Trump Welcomes Whitson, Fischer Home by Phone

Trump Welcomes Whitson, Fischer Home by Phone

President Trump had a phone call with NASA astronauts Peggy Whitson and Jack Fischer to welcome them home yesterday.  The two landed in Kazakhstan on Saturday night and flew back to Houston via Cologne, Germany.   He congratulated them and called the record-breaking Whitson an “inspiration to us all.”

ISS astronauts (L-R) Peggy Whitson (NASA), Fyodor Yurchikhin (Roscosmos) and Jack Fischer (NASA) after landing in their Soyuz MS-04 spacecraft in Kazakhstan, September 2, 2017 EDT. Photo credit: NASA

This was the President’s second phone call with the duo.  He first spoke with them on April 24 when they were aboard the International Space Station (ISS). Whitson broke the record for the most cumulative time in space for a U.S. astronaut that day — 534 days.  The new record, which she set on Saturday at the conclusion of this spaceflight, is 665 days.
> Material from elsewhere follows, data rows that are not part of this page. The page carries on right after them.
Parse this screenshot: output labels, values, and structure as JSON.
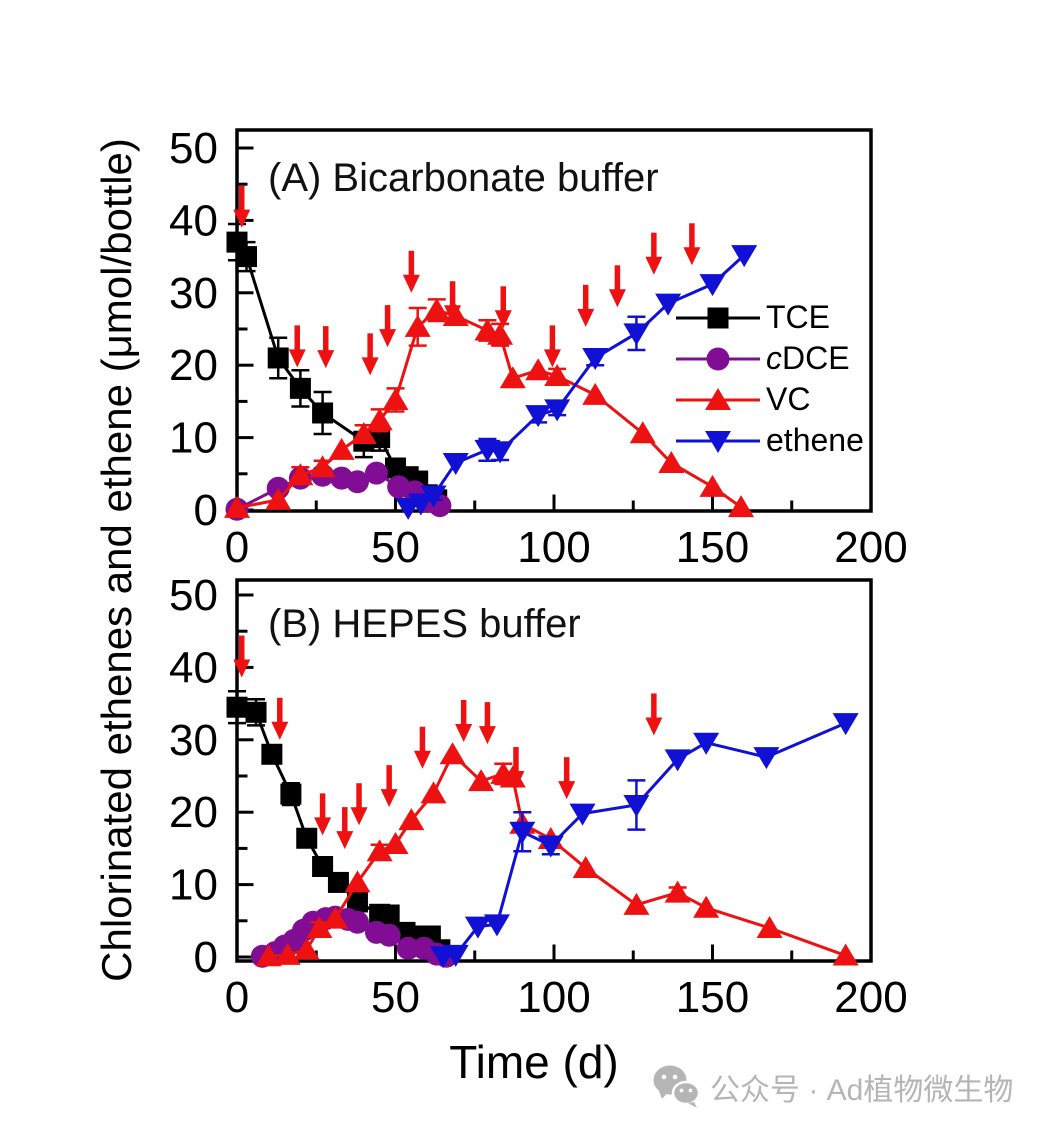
{
  "figure": {
    "ylabel": "Chlorinated ethenes and ethene (μmol/bottle)",
    "xlabel": "Time (d)"
  },
  "colors": {
    "tce": "#000000",
    "cdce": "#800d94",
    "vc": "#ee1111",
    "ethene": "#1111d6",
    "arrow": "#ee1111",
    "axis": "#000000",
    "watermark": "#b5b5b5"
  },
  "legend": {
    "entries": [
      {
        "italic_prefix": "",
        "label": "TCE",
        "series": "TCE"
      },
      {
        "italic_prefix": "c",
        "label": "DCE",
        "series": "cDCE"
      },
      {
        "italic_prefix": "",
        "label": "VC",
        "series": "VC"
      },
      {
        "italic_prefix": "",
        "label": "ethene",
        "series": "ethene"
      }
    ]
  },
  "watermark": {
    "icon": "wechat-icon",
    "text": "公众号 · Ad植物微生物"
  },
  "chart_data": [
    {
      "panel": "A",
      "type": "line",
      "title": "(A) Bicarbonate buffer",
      "xlabel": "Time (d)",
      "ylabel": "Chlorinated ethenes and ethene (μmol/bottle)",
      "xlim": [
        0,
        200
      ],
      "ylim": [
        0,
        50
      ],
      "xticks": [
        0,
        50,
        100,
        150,
        200
      ],
      "yticks": [
        0,
        10,
        20,
        30,
        40,
        50
      ],
      "x_minor_step": 25,
      "y_minor_step": 5,
      "grid": false,
      "legend_position": "inside-right",
      "series": [
        {
          "name": "TCE",
          "marker": "square",
          "color": "#000000",
          "points": [
            [
              0,
              37,
              2.5
            ],
            [
              3,
              35,
              2
            ],
            [
              13,
              21,
              2.8
            ],
            [
              20,
              16.8,
              2.5
            ],
            [
              27,
              13.4,
              2.9
            ],
            [
              40,
              9.5,
              2.2
            ],
            [
              45,
              10,
              1.8
            ],
            [
              50,
              5.8,
              1
            ],
            [
              54,
              4.6,
              0
            ],
            [
              57,
              4,
              0
            ],
            [
              60,
              2.1,
              0
            ],
            [
              63,
              1.4,
              0
            ]
          ]
        },
        {
          "name": "cDCE",
          "marker": "circle",
          "color": "#800d94",
          "points": [
            [
              0,
              0.1,
              0
            ],
            [
              13,
              3,
              0
            ],
            [
              20,
              4.4,
              0.8
            ],
            [
              27,
              4.8,
              0.7
            ],
            [
              33,
              4.4,
              0
            ],
            [
              38,
              3.9,
              0
            ],
            [
              44,
              5.1,
              0.6
            ],
            [
              51,
              3.2,
              0
            ],
            [
              56,
              2.5,
              0
            ],
            [
              60,
              1.2,
              0
            ],
            [
              64,
              0.6,
              0
            ]
          ]
        },
        {
          "name": "VC",
          "marker": "triangle-up",
          "color": "#ee1111",
          "points": [
            [
              0,
              0.3,
              0
            ],
            [
              13,
              1.4,
              0
            ],
            [
              20,
              4.8,
              1.1
            ],
            [
              27,
              5.9,
              0.9
            ],
            [
              33,
              8.3,
              0
            ],
            [
              40,
              10.5,
              1.2
            ],
            [
              45,
              12.4,
              1.5
            ],
            [
              50,
              15.2,
              1.6
            ],
            [
              57,
              25.3,
              2.6
            ],
            [
              63,
              27.6,
              1.5
            ],
            [
              69,
              26.8,
              0
            ],
            [
              79,
              24.8,
              1.4
            ],
            [
              83,
              24.2,
              1.5
            ],
            [
              87,
              18.2,
              0
            ],
            [
              95,
              19.3,
              0
            ],
            [
              101,
              18.5,
              1
            ],
            [
              113,
              15.9,
              0
            ],
            [
              128,
              10.6,
              0
            ],
            [
              137,
              6.5,
              0
            ],
            [
              150,
              3.2,
              0
            ],
            [
              159,
              0.4,
              0
            ]
          ]
        },
        {
          "name": "ethene",
          "marker": "triangle-down",
          "color": "#1111d6",
          "points": [
            [
              54,
              0.3,
              0
            ],
            [
              58,
              0.9,
              0
            ],
            [
              62,
              2,
              0.6
            ],
            [
              69,
              6.5,
              0
            ],
            [
              79,
              8.3,
              1.5
            ],
            [
              83,
              8.1,
              1.2
            ],
            [
              95,
              13.1,
              1
            ],
            [
              101,
              13.9,
              0.8
            ],
            [
              113,
              21,
              1
            ],
            [
              126,
              24.4,
              2.3
            ],
            [
              136,
              28.5,
              0
            ],
            [
              150,
              31.2,
              0
            ],
            [
              160,
              35.2,
              0
            ]
          ]
        }
      ],
      "arrows": [
        [
          1.5,
          39
        ],
        [
          19,
          19.7
        ],
        [
          28,
          19.6
        ],
        [
          42,
          18.6
        ],
        [
          47.5,
          22.5
        ],
        [
          55,
          30
        ],
        [
          68,
          25.8
        ],
        [
          84,
          25.1
        ],
        [
          99.5,
          19.7
        ],
        [
          110,
          25.3
        ],
        [
          120,
          28
        ],
        [
          131.5,
          32.5
        ],
        [
          143.5,
          33.8
        ]
      ]
    },
    {
      "panel": "B",
      "type": "line",
      "title": "(B) HEPES buffer",
      "xlabel": "Time (d)",
      "ylabel": "Chlorinated ethenes and ethene (μmol/bottle)",
      "xlim": [
        0,
        200
      ],
      "ylim": [
        0,
        50
      ],
      "xticks": [
        0,
        50,
        100,
        150,
        200
      ],
      "yticks": [
        0,
        10,
        20,
        30,
        40,
        50
      ],
      "x_minor_step": 25,
      "y_minor_step": 5,
      "grid": false,
      "series": [
        {
          "name": "TCE",
          "marker": "square",
          "color": "#000000",
          "points": [
            [
              0,
              34.5,
              2.2
            ],
            [
              6,
              33.8,
              1.8
            ],
            [
              11,
              28,
              1
            ],
            [
              17,
              22.5,
              1.5
            ],
            [
              22,
              16.4,
              0.8
            ],
            [
              27,
              12.5,
              0
            ],
            [
              32,
              10.3,
              0.8
            ],
            [
              38,
              7.6,
              0
            ],
            [
              45,
              5.9,
              0.8
            ],
            [
              48,
              5.8,
              0
            ],
            [
              53,
              3.4,
              0
            ],
            [
              57,
              2.9,
              0
            ],
            [
              61,
              2.9,
              0
            ],
            [
              64,
              1,
              0
            ]
          ]
        },
        {
          "name": "cDCE",
          "marker": "circle",
          "color": "#800d94",
          "points": [
            [
              8,
              0.1,
              0
            ],
            [
              12,
              0.6,
              0
            ],
            [
              15,
              1.5,
              0
            ],
            [
              18,
              2.3,
              0
            ],
            [
              21,
              3.7,
              0
            ],
            [
              24,
              4.8,
              0
            ],
            [
              28,
              5.3,
              0
            ],
            [
              31,
              5.5,
              0.5
            ],
            [
              35,
              5.2,
              0
            ],
            [
              38,
              4.8,
              0
            ],
            [
              44,
              3.4,
              0
            ],
            [
              48,
              3,
              0
            ],
            [
              54,
              1.2,
              0
            ],
            [
              59,
              1.2,
              0
            ],
            [
              63,
              0.4,
              0
            ],
            [
              66,
              0.1,
              0
            ]
          ]
        },
        {
          "name": "VC",
          "marker": "triangle-up",
          "color": "#ee1111",
          "points": [
            [
              10,
              0.1,
              0
            ],
            [
              16,
              0.3,
              0
            ],
            [
              22,
              1,
              0
            ],
            [
              26,
              4,
              0.8
            ],
            [
              31,
              5.3,
              0
            ],
            [
              38,
              10.3,
              0
            ],
            [
              45,
              14.6,
              0.9
            ],
            [
              50,
              15.6,
              0
            ],
            [
              55,
              18.9,
              0
            ],
            [
              62,
              22.6,
              0
            ],
            [
              68,
              28,
              0
            ],
            [
              77,
              24.3,
              0
            ],
            [
              84,
              25.3,
              1.4
            ],
            [
              87,
              24.8,
              0
            ],
            [
              90,
              18.4,
              0
            ],
            [
              99,
              16.3,
              0
            ],
            [
              110,
              12.3,
              0
            ],
            [
              126,
              7.2,
              0
            ],
            [
              139,
              8.9,
              0.7
            ],
            [
              148,
              6.8,
              0
            ],
            [
              168,
              4,
              0
            ],
            [
              192,
              0.2,
              0
            ]
          ]
        },
        {
          "name": "ethene",
          "marker": "triangle-down",
          "color": "#1111d6",
          "points": [
            [
              65,
              0.1,
              0
            ],
            [
              69,
              0.3,
              0
            ],
            [
              76,
              4.2,
              0
            ],
            [
              82,
              4.5,
              0
            ],
            [
              90,
              17.3,
              2.7
            ],
            [
              99,
              15.4,
              1.2
            ],
            [
              109,
              19.8,
              0
            ],
            [
              126,
              21,
              3.4
            ],
            [
              139,
              27.3,
              0
            ],
            [
              148,
              29.6,
              0
            ],
            [
              167,
              27.6,
              0
            ],
            [
              192,
              32.3,
              0
            ]
          ]
        }
      ],
      "arrows": [
        [
          1.5,
          38.6
        ],
        [
          13.5,
          30
        ],
        [
          27,
          16.8
        ],
        [
          34,
          14.9
        ],
        [
          38.5,
          18.2
        ],
        [
          48,
          20.7
        ],
        [
          58.5,
          26
        ],
        [
          71.5,
          29.7
        ],
        [
          79,
          29.4
        ],
        [
          88,
          23.2
        ],
        [
          104,
          21.8
        ],
        [
          131.5,
          30.6
        ]
      ]
    }
  ]
}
She accumulated that time over her three missions to the ISS in 2002, 2007-8, and this one, which began on November 17, 2016. NASA astronaut Scott Kelly still holds the U.S. record for continuous time in space on a single mission. — 340 days.
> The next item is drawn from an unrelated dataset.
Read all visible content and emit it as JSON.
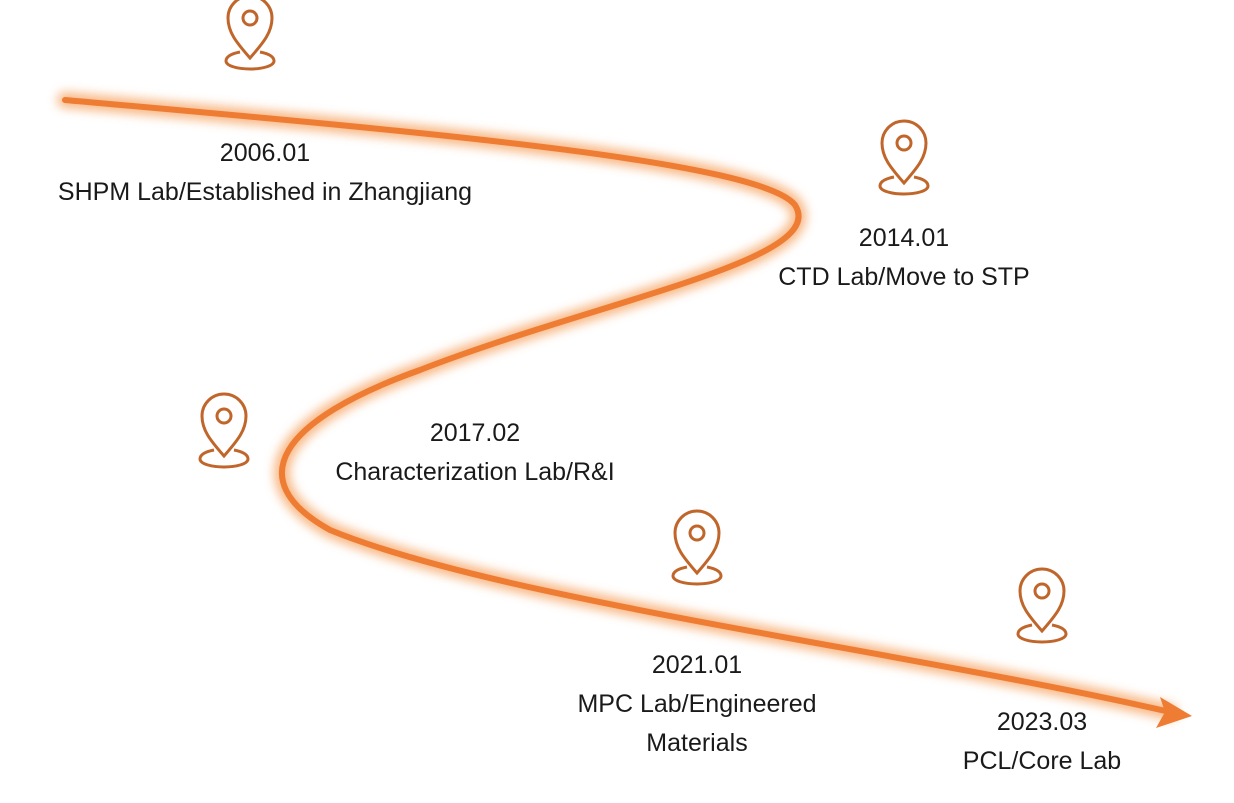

Whitson also set new records for number of spacewalks by a woman (10), time on spacewalks by a woman (60 hours 21 minutes), the only woman to command the ISS twice (on her 2007-2008 mission and on this one), and the oldest woman to fly in space (58).
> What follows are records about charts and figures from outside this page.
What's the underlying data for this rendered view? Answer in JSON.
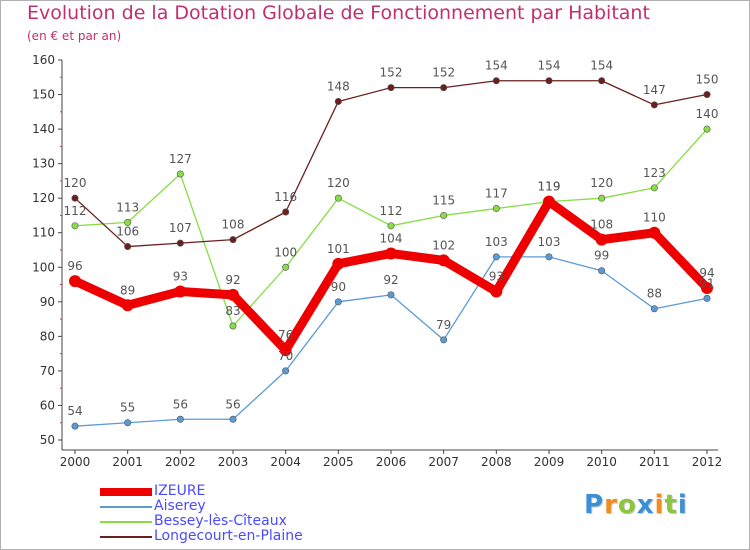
{
  "chart_data": {
    "type": "line",
    "title": "Evolution de la Dotation Globale de Fonctionnement par Habitant",
    "subtitle": "(en € et par an)",
    "xlabel": "",
    "ylabel": "",
    "ylim": [
      50,
      160
    ],
    "yticks": [
      50,
      60,
      70,
      80,
      90,
      100,
      110,
      120,
      130,
      140,
      150,
      160
    ],
    "categories": [
      "2000",
      "2001",
      "2002",
      "2003",
      "2004",
      "2005",
      "2006",
      "2007",
      "2008",
      "2009",
      "2010",
      "2011",
      "2012"
    ],
    "grid": false,
    "legend_position": "bottom-left",
    "series": [
      {
        "name": "IZEURE",
        "color": "#ee0000",
        "highlight": true,
        "values": [
          96,
          89,
          93,
          92,
          76,
          101,
          104,
          102,
          93,
          119,
          108,
          110,
          94
        ]
      },
      {
        "name": "Aiserey",
        "color": "#5b9bd5",
        "highlight": false,
        "values": [
          54,
          55,
          56,
          56,
          70,
          90,
          92,
          79,
          103,
          103,
          99,
          88,
          91
        ]
      },
      {
        "name": "Bessey-lès-Cîteaux",
        "color": "#88dd44",
        "highlight": false,
        "values": [
          112,
          113,
          127,
          83,
          100,
          120,
          112,
          115,
          117,
          119,
          120,
          123,
          140
        ]
      },
      {
        "name": "Longecourt-en-Plaine",
        "color": "#6b1f1f",
        "highlight": false,
        "values": [
          120,
          106,
          107,
          108,
          116,
          148,
          152,
          152,
          154,
          154,
          154,
          147,
          150
        ]
      }
    ]
  },
  "logo": {
    "letters": [
      "P",
      "r",
      "o",
      "x",
      "i",
      "t",
      "i"
    ],
    "colors": [
      "#3a8fd9",
      "#f28c1e",
      "#8cc63f",
      "#3a8fd9",
      "#f28c1e",
      "#8cc63f",
      "#3a8fd9"
    ]
  }
}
Yesterday Trump said “Exploration has always been at the core of who we are as Americans, and [the astronauts’] brave contributions to human space flight have continued that tradition” according to a White House readout of the phone call.

The White House press release stated that the “President is supportive of the budding commercial space flight industry, and encourages competition and innovation in that area,” although the remarks were not attributed to him.

Acting NASA Administrator Robert Lightfoot said in a statement that he appreciates the President “reaching out to congratulate Peggy for her record-breaking mission and Jack for his accomplishments on his first spaceflight.”  He added his thanks to the teams who supported the mission “especially in Houston” where Hurricane/Tropical Storm Harvey wreaked havoc during the final days of the flight, but the teams “still maintained the focus to get Peggy and Jack home safely.”

Usually NASA astronauts fly back to Houston directly from Kazakhstan, but the NASA airplane could not leave Houston on time to meet them because of Harvey. Instead, the European Space Agency (ESA), a partner in the ISS program, sent a plane from its astronaut center in Cologne, Germany to pick them up.  The NASA plane rendezvoused with them in Cologne and brought them home to Houston.  Trump spoke to them while they were on the NASA plane.